Album Review: Carsick Cars’ “3”

In writing about the Beijing-based noise rock trio Carsick Cars, there is an overwhelming temptation to compare them to Sonic Youth. It’s a natural inclination; Carsick Cars supported the alt-rock pioneers for two shows in Vienna and Prague on a European tour in 2007, shortly before releasing their eponymous debut album. Since those shows, they’ve performed at three SXSW festivals, and released two more albums, the most recent of which dropped last month. Some of the songs off this album, titled 3, wouldn’t sound out of place as B-sides from Daydream Nation or Goo.

Still, Carsick Cars aren’t Sonic Youth. They don’t have the swagger; they don’t have the savvy. Kim Gordon and Thurston Moore (still drinking from whatever weird hipster Fountain of Youth that has kept him looking like a weird 20something for 30 years) cut an imposing figure of “coolness”. Hell, they did a song with Chuck D, who is mad cool. Meanwhile, Carsick Cars stand together wearing shirts that read “CSC” like sports fans too embarrassed about their bodies to bare their chests (for the record, I am one of these sports fans. Go [Sports Team]!).

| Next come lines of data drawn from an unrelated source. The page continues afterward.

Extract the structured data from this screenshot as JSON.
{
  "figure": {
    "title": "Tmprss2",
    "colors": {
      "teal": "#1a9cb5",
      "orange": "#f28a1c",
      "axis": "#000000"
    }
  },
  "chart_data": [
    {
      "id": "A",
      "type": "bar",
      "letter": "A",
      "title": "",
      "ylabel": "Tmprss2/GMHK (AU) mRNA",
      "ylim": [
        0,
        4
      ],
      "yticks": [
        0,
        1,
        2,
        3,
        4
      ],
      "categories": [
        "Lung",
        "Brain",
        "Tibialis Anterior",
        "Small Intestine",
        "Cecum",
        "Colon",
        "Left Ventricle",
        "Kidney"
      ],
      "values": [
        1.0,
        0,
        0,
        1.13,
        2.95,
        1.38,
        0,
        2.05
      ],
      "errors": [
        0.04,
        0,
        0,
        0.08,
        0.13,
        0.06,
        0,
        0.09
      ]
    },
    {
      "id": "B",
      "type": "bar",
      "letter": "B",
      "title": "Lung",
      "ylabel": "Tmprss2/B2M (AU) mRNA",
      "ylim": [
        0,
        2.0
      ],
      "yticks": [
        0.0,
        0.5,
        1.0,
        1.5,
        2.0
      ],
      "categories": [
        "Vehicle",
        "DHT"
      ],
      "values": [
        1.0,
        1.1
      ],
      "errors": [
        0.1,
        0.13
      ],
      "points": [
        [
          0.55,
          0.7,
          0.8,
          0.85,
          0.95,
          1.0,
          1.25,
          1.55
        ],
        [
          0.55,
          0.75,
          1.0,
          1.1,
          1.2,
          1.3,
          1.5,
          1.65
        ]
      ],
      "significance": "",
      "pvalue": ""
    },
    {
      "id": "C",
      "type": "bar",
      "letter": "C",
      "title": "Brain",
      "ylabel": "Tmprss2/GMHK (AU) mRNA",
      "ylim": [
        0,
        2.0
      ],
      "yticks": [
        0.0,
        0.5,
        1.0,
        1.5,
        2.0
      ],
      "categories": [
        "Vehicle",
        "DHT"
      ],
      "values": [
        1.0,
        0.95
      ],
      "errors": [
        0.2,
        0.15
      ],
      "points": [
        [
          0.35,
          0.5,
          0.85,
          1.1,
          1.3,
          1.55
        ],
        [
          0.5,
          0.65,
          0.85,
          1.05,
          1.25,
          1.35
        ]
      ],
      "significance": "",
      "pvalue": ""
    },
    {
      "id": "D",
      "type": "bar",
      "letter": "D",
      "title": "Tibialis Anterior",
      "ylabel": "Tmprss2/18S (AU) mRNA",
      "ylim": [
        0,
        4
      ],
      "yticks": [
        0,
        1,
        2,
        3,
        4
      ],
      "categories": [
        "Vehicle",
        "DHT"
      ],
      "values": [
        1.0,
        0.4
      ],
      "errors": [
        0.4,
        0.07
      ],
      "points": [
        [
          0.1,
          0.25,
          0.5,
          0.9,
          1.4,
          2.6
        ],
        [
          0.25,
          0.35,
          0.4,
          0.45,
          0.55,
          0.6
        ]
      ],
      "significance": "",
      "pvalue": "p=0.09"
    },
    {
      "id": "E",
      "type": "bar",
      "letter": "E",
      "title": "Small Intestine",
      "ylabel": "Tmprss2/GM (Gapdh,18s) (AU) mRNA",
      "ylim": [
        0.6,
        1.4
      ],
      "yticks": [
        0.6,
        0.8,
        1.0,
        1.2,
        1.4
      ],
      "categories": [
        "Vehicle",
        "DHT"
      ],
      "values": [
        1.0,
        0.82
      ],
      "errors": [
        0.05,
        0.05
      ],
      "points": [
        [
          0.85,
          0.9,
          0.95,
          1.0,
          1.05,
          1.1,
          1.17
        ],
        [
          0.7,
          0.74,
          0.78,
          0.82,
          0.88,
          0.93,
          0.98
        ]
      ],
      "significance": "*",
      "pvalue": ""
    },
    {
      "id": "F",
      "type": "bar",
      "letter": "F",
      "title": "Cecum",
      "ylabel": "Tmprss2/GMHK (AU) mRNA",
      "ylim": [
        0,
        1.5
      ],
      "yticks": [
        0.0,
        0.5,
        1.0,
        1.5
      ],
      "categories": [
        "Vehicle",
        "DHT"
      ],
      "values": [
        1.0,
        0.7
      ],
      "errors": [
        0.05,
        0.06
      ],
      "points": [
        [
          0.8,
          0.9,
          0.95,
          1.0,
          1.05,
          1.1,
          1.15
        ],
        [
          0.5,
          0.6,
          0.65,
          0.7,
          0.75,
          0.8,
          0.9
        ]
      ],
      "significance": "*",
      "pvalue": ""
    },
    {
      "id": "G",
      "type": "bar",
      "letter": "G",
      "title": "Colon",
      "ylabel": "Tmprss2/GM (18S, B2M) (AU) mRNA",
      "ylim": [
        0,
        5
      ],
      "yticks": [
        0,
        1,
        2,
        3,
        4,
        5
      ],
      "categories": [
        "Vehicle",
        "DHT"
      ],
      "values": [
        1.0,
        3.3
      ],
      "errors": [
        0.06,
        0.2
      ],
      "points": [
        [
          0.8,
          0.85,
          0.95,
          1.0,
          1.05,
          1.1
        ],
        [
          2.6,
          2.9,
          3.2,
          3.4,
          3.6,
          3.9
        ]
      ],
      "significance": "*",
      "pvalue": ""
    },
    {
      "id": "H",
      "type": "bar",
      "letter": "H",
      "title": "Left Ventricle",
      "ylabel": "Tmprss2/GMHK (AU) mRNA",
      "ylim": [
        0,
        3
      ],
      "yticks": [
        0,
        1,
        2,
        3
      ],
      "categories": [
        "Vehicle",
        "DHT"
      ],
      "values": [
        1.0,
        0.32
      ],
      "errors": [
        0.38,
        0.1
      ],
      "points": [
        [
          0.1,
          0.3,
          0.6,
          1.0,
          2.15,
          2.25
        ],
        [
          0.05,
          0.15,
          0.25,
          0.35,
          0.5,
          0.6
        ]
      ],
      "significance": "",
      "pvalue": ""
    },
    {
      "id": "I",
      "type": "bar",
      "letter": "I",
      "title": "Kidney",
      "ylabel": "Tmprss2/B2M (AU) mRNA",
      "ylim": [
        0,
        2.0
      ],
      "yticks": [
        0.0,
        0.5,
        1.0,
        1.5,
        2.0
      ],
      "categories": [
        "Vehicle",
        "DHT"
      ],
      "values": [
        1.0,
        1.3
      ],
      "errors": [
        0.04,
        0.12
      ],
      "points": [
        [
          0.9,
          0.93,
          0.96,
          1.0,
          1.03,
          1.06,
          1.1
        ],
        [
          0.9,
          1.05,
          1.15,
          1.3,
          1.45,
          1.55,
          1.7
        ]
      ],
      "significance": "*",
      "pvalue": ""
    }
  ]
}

After a second or third listen, Carsick Cars start to sound a lot less like Sonic Youth, and a lot more like their lower-fi contemporaries, Pavement and Guided By Voices. 3 is less Daydream Nation and more Slanted and Enchanted or Bee Thousand. This is great news for CSC, who make up for their lack of ability in smoking a lot and staring off into the distance at things with a relentless enthusiasm for their music.

3 opens with a song called “Wild Grass”. There’s a quick little bass riff at the beginning, before the guitars and drums cut in. It’s a pretty simple moment, but it’s a beautiful defining point for what Carsick Cars are. High-energy and lo-fi (it’s a testament to their commitment to distorted vocals that you sometimes can’t immediately tell which language singer Zhang Shouwang, who sings in both English and Chinese, is singing) and pretty damn good. I also have no idea what they’re saying most of the time, so I am complete qualified to say the lyrics are spectacular.

No other moment on 3 quite ever matches the opening of “Wild Grass”, and it does occasionally feel like Carsick Cars are chasing their influences a little too eagerly. The album lags a little in the middle, but more than makes up for it with the final track, “White Song”, a seven minute mini-epic that builds and builds to a satisfyingly chaotic conclusion. 3 isn’t a perfect album, by any means, but it’s certainly worth a listen.